I Qan't Even


Established in 2006, Quantcast is a "digital advertising company specialized in audience measurement and real-time advertising" allowing marketers and advertisers to be highly targeted and specific in online advertising. Quantcast offers a free analytics service, Quantcast Measure, that is used by over 100 million websites (which gives them a lot of data for their own service) and has built 17 data centers to process up to 30 petabytes of data a day. Earlier this month, Quantcast introduced a new logo designed by New York, NY-based JaegerSloan.
The new brand mark is both a Q and a measuring tape, to pay homage to our focus on measuring and understanding the full scope of what we do online. It now also becomes a clearer representation of the window we provide onto commerce and culture, captured in a series of custom-made animated patterns, which will unveil themselves through the year.
Quantcast blog post


The previous logo was decent — very corporate — with one of the "a"s in the name replace by a "proportional to" (∝) symbol which made it a nerdy reference. Even if you didn't know what it meant (as was my case before I Googled it) it made the logo look like it was associated with formulas and maths. The new logo reflects Quantcast's growth into relationships with popular web destinations like BuzzFeed, Gawker, TMZ, and Yelp, so its identity has to be more accessible and more consumer-friendly even as a B2B service. The primary logo is the wordmark and it doesn't seem like it's meant to be regularly locked up with the Q monogram. On its own, it's a basic wordmark that is quite forgettable and has some dubious moves like the crossbar on the "t" being cut off on the first one but not the second one, the strange counterspace of the "q", and the extra slope-y "a"s. So I guess that's one too many grievances with it.

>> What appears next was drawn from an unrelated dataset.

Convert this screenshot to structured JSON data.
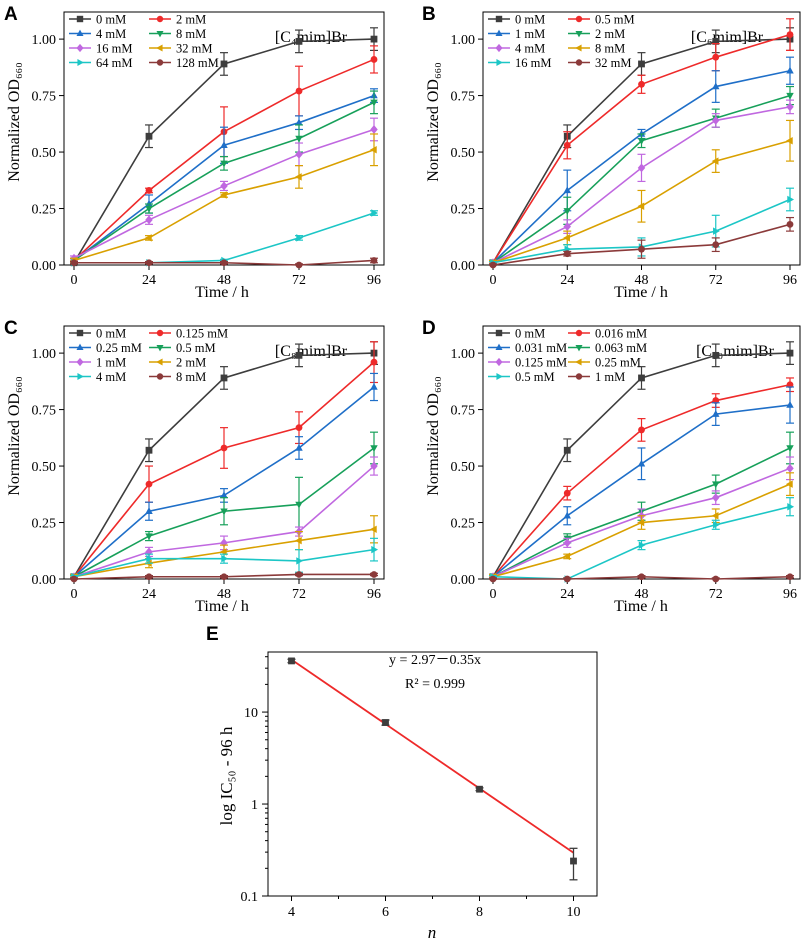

The second part of the logo is the Q monogram and it's the more interesting element. It makes for a good social media icon and I like the idea that it's an analog measuring tape. The logo-as-window approach here is taken one step up by populating it with animated GIFs that are cool to look at even if sometimes the meaning isn't quite clear. Overall, a good move to make Quantcast a more recognizable brand and bring it forward from behind the scenes… and maybe they can analyze the small data in our comments to figure out that non-matching "t"s aren't cool.